The start of the new millennium of data science has added new dimensions to the concepts of big data, fast data, and data lakes. In the present times, data acts as a prime asset for rapid decision-making processes. A study by IDC titled, “The digital Universe of opportunities” concluded that the level at which unstructured data is growing is sufficient to cross the mark of 50 ZB by 2050. That said, the number of applications that would depend on big data and fast data would increase by a large amount.
In this article, we take a look at the changing dynamics of big data along with the data lake architecture. We conclude with fast data processing capabilities for the future.

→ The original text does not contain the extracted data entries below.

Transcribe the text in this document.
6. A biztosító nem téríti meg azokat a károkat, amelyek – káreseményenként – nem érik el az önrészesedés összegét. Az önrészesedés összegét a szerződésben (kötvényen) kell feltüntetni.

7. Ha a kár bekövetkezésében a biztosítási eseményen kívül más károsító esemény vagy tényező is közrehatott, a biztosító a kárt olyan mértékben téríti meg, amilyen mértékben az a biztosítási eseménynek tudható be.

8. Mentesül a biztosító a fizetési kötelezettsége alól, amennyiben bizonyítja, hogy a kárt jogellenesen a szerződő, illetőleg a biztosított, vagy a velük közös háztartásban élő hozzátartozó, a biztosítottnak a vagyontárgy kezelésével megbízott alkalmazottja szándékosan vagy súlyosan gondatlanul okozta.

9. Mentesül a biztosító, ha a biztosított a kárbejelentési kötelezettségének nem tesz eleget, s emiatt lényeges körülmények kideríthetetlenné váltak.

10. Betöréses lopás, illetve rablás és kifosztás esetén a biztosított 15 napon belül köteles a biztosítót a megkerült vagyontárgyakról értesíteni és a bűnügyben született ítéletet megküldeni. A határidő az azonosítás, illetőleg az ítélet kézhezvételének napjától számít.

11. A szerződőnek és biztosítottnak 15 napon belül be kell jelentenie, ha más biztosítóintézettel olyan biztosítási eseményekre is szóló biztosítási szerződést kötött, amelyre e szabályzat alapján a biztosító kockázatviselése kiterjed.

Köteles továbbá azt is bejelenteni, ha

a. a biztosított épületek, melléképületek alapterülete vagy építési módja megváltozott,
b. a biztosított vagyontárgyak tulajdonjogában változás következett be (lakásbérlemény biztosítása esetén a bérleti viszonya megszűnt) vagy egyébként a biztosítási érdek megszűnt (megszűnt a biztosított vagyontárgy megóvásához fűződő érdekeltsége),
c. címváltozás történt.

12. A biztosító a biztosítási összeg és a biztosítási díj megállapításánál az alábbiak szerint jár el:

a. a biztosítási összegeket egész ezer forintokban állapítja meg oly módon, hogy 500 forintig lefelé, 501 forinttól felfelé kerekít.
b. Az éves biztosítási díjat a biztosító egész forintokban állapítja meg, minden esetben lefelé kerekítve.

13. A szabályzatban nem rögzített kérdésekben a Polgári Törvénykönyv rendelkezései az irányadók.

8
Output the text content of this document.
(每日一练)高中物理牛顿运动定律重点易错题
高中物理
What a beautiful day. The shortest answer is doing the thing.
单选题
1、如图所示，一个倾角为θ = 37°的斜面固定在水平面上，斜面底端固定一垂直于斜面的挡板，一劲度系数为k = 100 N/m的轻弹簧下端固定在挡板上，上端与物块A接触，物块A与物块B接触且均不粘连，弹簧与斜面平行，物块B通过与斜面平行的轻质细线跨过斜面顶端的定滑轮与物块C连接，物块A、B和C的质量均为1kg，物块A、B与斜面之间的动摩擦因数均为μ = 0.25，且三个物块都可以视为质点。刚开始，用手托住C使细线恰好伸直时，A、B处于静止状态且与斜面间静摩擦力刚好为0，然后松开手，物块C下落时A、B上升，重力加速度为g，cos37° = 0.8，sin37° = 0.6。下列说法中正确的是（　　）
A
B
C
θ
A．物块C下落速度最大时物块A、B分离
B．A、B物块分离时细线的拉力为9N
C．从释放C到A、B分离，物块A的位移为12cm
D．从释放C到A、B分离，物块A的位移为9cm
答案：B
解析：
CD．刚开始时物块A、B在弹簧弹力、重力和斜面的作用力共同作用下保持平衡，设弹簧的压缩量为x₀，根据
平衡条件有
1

The changing dynamics of big data analytics and three major principles
Big data can be related to such datasets which can’t be analyzed with the capabilities of traditional data storage facilities. This means that big data cannot be processed using the available tools in a reasonable amount of time. Let us briefly define three major types of big data processing. The first is batch processing which is also called real-time processing. In this type of processing, data that is stored in temporary memory is processed at the first instance. After this, the data processing and data conversion processes are undertaken. These processes are highly influenced by the type of operational problems in question. The second type of processing is called stream processing. In this processing, data is collected without the need to store it in a particular device. However, the results obtained by processing operations need to be stored for further processing. Stream processing is needed when the rate of response time needs to be as low as possible. The last type of processing is called hybrid processing which works on three major architectural principles. The first principle is that of precision. This means that human and other types of errors are avoided by this principle. The second principle works on the immutability of data. This means that raw data is to be stored in its original format irrespective of the number of modifications that are performed from time to time. This original format cannot be altered at any point in time. The last principle works on a low latency rate. This means that the time elapsed between the processing of data and yielding of results is kept as low as possible.
The concept of a data lake
Data Lake is a concept that was introduced by James Dixon in the year 2010. The commercial viability of data lake spans from the fact that it supports Hadoop. A data lake has undergone great development in the present times because it supports a message scalable repository for the storage of gigantic amounts of data in its raw format. A data lake is also able to handle a voluminous amount of unstructured data from which deeper insights can be derived. The components of the data lake include a semantic database which can be used to create relationships between various data sets by manipulation techniques. The interrelationship of one data set with a completely different data set can also be established in terms of similarity index. The best thing about data lake is that it can amalgamate structured query language and online analytical processing capabilities.
Deep diving into a data lake
In times where the internet of things is the new normal, a data lake can be used to store logs and sensor data. With the help of data lake, we can perform analytics by utilizing data workflows and subject-specific case studies. It increases our processing capabilities by avoiding duplication and reducing latency time. The ease of access from the remote test platforms is another advantage of this concept. Access to various modules can also be provided with the help of multiple parties to manage and work on a project at the same time. The data cardinality is an added advantage that speaks about the relationship between two hitherto unrelated data sets.
Conclusion: Fast data for future
Various streams of data analytics that flow from the internet of things in the present time have to be subjected to processing in the future. The concept of fast data focuses on the analysis of relatively small amounts of data in real-time. This concept is particularly helpful for solving a complex problem with high precision. One of the prime characteristics of fast data is the speed at which streams of data are analyzed. The goal of fast data is to work on the minute quantum of data surgically. When data is sensitive, fast data finds tremendous applications in this case. Fast data processing is particularly suitable when rapid action needs to be taken on a sample of data that is being constantly monitored. In one word, fast data would take the concept of big data analytics to the next level in near future.